Starting a business can feel overwhelming. A 2025 Kantar survey of 300 TD Bank customers found 28% of respondents aspire to start their own business, up from 21% in 2022. With entrepreneurship on the rise, it’s taking that first step that can feel daunting for many. Interestingly, only 47% of local small business owners (SBOs) leverage a bank for business advice, according to TD Bank’s inaugural Financial Preparedness Survey: Small Business Owners. This leaves a potential missed opportunity in leveraging the expertise and knowledge of financial advisors. 

“Every great business begins with an idea, but it thrives with smart strategic and financial planning. Entrepreneurs should use their banker as a cost-free resource to provide insights, make connections and offer support to make growth possible,” said Don Baker, Commercial Market President of Northern New England, TD Bank. Here are three steps to prepare to become a business owner and help the operation grow. 

1. Develop a robust business plan and growth mindset

Find solid footing when starting a business by creating a business plan. Include an outline of day-to-day operations, who will serve what role and how to gain customers. Other essential components include outlining your idea, target market, a competitive analysis and a revenue model. While completing this assessment, also identify the business’ “unique value proposition” — what makes it stand out over the competition.

Next, set one-, three- and five-year financial projections and establish a budget for startup costs. The budget should include working capital needed until incoming revenue can sustain the business, especially if the business is a brand-new concept and not tied to a known business model.

Finally, adopt a growth mindset that allows you to be open to learning, adapting and embracing challenges, and most of all, be nimble if something isn’t working as anticipated.

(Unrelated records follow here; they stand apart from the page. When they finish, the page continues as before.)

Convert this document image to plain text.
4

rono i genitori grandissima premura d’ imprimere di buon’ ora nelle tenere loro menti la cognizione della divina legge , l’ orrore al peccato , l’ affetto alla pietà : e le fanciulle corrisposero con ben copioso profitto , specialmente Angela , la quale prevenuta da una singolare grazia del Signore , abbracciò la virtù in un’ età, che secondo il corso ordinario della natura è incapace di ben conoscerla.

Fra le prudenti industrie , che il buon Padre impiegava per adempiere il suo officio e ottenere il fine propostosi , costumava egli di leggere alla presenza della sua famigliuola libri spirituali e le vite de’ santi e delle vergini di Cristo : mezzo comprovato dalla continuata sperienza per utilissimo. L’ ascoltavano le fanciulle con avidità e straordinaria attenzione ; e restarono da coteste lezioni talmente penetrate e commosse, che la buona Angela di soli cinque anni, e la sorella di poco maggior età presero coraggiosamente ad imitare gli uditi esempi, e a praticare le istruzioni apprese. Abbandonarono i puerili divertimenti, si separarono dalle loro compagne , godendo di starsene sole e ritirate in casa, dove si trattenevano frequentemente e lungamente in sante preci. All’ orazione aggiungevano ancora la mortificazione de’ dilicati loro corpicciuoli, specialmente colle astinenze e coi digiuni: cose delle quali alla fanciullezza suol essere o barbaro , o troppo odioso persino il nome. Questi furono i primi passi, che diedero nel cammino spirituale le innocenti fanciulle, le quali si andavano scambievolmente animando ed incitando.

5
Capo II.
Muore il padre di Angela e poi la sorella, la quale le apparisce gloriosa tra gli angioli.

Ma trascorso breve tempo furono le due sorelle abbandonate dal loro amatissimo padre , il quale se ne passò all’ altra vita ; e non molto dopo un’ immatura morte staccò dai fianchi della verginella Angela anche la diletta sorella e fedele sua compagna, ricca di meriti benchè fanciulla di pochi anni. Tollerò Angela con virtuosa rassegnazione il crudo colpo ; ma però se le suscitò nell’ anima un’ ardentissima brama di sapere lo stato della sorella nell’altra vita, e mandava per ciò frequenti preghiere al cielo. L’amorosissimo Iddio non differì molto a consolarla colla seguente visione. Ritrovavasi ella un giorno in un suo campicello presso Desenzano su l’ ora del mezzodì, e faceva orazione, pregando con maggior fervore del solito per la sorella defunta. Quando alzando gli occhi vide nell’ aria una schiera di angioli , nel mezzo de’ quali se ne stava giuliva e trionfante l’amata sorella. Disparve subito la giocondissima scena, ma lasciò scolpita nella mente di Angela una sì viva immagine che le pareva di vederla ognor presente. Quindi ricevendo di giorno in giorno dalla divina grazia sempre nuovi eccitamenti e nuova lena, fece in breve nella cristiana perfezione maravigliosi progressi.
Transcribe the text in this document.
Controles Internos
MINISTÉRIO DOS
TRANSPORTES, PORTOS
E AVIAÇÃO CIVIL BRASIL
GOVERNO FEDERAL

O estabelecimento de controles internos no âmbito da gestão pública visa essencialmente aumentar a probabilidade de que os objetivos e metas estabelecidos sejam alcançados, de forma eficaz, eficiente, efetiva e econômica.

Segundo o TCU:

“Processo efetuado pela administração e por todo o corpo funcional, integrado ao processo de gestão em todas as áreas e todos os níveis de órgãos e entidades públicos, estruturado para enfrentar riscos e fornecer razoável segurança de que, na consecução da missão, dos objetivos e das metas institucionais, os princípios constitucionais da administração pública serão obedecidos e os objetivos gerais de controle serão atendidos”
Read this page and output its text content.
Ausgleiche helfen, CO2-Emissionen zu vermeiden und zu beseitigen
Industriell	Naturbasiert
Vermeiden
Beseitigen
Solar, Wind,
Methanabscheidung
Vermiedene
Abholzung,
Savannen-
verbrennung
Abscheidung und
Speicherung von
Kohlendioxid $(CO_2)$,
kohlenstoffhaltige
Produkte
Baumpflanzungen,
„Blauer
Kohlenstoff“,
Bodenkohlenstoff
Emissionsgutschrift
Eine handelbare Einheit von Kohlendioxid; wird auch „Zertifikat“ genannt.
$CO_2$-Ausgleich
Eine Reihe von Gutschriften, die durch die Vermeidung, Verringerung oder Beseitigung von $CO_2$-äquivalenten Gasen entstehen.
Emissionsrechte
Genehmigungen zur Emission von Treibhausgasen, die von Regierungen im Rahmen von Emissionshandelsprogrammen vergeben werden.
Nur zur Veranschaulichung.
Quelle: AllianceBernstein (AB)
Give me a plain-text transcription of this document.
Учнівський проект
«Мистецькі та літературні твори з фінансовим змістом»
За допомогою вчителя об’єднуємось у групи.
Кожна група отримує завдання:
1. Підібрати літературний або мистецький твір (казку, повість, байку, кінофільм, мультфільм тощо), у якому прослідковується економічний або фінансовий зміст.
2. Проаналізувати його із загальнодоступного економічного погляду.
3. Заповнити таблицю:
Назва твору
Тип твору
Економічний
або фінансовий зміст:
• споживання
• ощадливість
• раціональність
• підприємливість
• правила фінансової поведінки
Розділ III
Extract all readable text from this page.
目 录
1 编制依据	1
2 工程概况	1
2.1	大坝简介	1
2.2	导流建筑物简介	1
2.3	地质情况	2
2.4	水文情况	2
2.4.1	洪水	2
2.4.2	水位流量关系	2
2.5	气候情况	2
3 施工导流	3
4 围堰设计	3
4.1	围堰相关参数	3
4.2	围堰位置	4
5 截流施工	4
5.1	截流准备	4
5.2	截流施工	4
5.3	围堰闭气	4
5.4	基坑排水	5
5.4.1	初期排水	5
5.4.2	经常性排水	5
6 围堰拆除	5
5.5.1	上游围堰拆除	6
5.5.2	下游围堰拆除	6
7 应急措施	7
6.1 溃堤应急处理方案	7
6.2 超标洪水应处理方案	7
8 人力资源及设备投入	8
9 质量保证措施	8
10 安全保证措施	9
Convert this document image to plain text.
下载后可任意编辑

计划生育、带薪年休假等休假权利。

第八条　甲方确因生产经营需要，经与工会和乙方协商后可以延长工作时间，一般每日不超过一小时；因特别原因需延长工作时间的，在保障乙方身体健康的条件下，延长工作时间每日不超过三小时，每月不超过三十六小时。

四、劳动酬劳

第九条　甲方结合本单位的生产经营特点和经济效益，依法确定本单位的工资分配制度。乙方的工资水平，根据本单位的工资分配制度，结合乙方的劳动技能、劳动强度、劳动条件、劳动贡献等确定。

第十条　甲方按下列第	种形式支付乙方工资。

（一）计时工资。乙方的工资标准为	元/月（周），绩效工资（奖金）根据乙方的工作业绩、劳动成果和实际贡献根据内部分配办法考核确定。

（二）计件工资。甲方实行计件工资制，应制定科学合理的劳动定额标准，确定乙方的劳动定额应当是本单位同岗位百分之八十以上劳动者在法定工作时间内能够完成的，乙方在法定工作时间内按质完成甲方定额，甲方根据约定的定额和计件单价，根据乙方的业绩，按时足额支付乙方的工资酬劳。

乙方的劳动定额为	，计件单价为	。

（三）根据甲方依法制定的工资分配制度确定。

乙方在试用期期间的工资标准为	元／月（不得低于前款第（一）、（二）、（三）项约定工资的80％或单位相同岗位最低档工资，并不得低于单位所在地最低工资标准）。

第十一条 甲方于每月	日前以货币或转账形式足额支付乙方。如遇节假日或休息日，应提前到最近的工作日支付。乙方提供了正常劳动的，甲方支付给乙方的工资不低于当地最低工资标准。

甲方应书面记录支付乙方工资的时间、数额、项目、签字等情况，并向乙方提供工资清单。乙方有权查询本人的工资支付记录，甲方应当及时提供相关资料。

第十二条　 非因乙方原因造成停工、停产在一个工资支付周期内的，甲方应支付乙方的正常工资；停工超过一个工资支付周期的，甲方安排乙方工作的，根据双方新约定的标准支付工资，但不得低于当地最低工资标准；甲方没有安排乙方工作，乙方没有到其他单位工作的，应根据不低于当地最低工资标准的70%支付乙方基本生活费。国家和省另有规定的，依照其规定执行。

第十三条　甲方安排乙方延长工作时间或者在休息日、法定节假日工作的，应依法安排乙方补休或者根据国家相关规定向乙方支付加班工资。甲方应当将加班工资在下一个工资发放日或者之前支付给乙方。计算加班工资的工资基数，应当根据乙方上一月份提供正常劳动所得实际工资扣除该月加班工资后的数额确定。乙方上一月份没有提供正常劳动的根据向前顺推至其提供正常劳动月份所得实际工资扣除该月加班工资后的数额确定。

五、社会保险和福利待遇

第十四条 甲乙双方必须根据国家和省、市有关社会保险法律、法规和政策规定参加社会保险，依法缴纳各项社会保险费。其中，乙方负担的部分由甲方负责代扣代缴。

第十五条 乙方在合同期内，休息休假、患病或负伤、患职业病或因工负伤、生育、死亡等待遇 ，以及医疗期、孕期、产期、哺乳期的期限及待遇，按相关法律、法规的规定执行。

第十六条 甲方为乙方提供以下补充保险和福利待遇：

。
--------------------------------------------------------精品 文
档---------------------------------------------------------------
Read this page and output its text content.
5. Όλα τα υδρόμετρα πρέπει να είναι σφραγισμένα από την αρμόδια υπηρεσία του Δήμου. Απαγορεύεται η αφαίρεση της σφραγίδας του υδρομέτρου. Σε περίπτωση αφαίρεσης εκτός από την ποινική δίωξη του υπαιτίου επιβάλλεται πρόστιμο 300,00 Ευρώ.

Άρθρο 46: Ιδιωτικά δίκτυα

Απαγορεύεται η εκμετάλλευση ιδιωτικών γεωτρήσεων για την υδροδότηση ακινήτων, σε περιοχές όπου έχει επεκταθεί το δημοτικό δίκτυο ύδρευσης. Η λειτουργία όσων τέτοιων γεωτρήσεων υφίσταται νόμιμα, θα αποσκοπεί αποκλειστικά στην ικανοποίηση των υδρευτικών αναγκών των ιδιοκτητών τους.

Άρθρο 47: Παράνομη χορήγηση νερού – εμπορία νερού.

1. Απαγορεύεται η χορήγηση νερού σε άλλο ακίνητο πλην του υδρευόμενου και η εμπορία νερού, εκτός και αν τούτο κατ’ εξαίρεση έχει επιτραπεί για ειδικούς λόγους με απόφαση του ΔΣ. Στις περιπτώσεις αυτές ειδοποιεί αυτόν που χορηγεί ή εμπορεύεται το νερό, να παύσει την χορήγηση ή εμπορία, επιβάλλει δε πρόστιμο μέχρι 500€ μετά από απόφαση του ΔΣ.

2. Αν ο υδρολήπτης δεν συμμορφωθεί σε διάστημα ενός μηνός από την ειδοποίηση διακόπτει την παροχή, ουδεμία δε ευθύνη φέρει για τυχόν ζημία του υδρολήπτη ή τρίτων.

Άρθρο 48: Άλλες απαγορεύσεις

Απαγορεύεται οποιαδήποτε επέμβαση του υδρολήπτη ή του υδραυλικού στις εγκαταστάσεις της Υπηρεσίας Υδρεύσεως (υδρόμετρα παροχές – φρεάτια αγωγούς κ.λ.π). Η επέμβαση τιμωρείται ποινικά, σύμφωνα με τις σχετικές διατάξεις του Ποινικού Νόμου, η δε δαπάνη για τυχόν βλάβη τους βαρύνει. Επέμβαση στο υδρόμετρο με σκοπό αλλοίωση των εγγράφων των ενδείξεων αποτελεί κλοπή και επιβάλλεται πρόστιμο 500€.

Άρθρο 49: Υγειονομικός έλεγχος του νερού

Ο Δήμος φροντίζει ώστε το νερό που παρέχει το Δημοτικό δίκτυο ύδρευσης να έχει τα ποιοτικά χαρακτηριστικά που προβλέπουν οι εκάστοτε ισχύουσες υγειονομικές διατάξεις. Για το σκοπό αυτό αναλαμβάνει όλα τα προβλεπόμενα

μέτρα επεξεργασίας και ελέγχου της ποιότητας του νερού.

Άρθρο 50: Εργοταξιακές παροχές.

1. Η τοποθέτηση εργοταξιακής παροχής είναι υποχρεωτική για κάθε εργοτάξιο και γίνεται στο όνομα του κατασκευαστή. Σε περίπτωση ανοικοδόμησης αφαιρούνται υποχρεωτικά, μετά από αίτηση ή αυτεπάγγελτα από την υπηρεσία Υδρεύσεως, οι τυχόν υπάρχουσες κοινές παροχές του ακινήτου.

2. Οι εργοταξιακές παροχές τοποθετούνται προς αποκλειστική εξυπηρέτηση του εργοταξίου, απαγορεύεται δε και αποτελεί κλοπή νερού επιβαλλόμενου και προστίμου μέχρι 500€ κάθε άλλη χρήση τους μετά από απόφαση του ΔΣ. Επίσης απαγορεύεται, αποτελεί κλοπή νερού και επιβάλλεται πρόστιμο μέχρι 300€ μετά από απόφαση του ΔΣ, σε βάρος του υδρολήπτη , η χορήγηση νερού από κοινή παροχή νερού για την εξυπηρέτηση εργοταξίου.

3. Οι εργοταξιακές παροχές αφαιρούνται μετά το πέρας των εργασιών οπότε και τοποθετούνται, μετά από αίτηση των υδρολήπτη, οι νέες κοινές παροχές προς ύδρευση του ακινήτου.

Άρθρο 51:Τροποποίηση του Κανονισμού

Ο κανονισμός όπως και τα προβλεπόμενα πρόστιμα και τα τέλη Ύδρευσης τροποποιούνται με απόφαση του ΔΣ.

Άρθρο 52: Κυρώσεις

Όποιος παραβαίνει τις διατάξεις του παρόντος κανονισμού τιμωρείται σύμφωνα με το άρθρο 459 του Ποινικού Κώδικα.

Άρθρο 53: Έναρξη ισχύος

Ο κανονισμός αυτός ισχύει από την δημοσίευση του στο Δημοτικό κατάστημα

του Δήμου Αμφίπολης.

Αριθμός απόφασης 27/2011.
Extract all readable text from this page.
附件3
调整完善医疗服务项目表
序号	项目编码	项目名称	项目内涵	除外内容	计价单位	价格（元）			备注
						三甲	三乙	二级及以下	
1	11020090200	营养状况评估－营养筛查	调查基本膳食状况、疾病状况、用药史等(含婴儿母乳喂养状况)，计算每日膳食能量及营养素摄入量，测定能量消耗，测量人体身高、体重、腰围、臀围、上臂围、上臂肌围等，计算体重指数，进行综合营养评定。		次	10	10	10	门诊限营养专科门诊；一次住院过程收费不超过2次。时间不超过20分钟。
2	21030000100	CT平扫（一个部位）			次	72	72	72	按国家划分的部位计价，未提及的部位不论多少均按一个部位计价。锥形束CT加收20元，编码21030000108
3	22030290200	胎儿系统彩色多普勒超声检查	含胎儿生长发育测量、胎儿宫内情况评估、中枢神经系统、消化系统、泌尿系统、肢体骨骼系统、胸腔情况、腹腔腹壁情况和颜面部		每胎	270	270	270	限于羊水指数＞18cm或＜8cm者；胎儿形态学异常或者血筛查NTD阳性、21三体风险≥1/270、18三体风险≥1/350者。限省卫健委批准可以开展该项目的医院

2. Secure funding and build financial resilience

Determine the amount of capital the business needs to start up and the potential funding sources. This might include a loan or line of credit, small business grants or other sources. When underwriting a potential loan or line of credit, a bank will consider your personal credit score if the business has no established credit history. Missteps in personal credit — defaulting on student loans, carrying large credit card balances and more — could cost the business. 

Next, open a separate business bank account to keep finances organized and separate from personal funds to make accounting, bookkeeping and even tax time easier. In many cases, business accounts also afford a different level of protection and security than personal checking accounts.

Understand your daily/weekly/monthly cash flow management and plan for ongoing expenses and financial setbacks or unexpected costs. Too many good businesses shut down because of the first few setbacks, which are common in any business type. 

3. Ensure Legal and Operational Readiness

Following the first two steps, register the business and choose the right legal structure. Some fields require professional designations, while others could have additional expenditures to set up a legal structure (LLC, S-Corp) to protect the business. Make sure to discuss this with a CPA or business advisor.

Next, obtain necessary licenses, permits and insurance at a federal, state and/or municipal level. Finally, get ready to operate by setting up systems including point-of-sale systems, accounting software, payment systems, payroll and others needed for the specific business type. Add these into the start-up costs of the business to make sure you have adequate funds — and support.

With proper financial guidance and a strong banking partner, small business owners can confidently focus on bringing their entrepreneurial visions to life.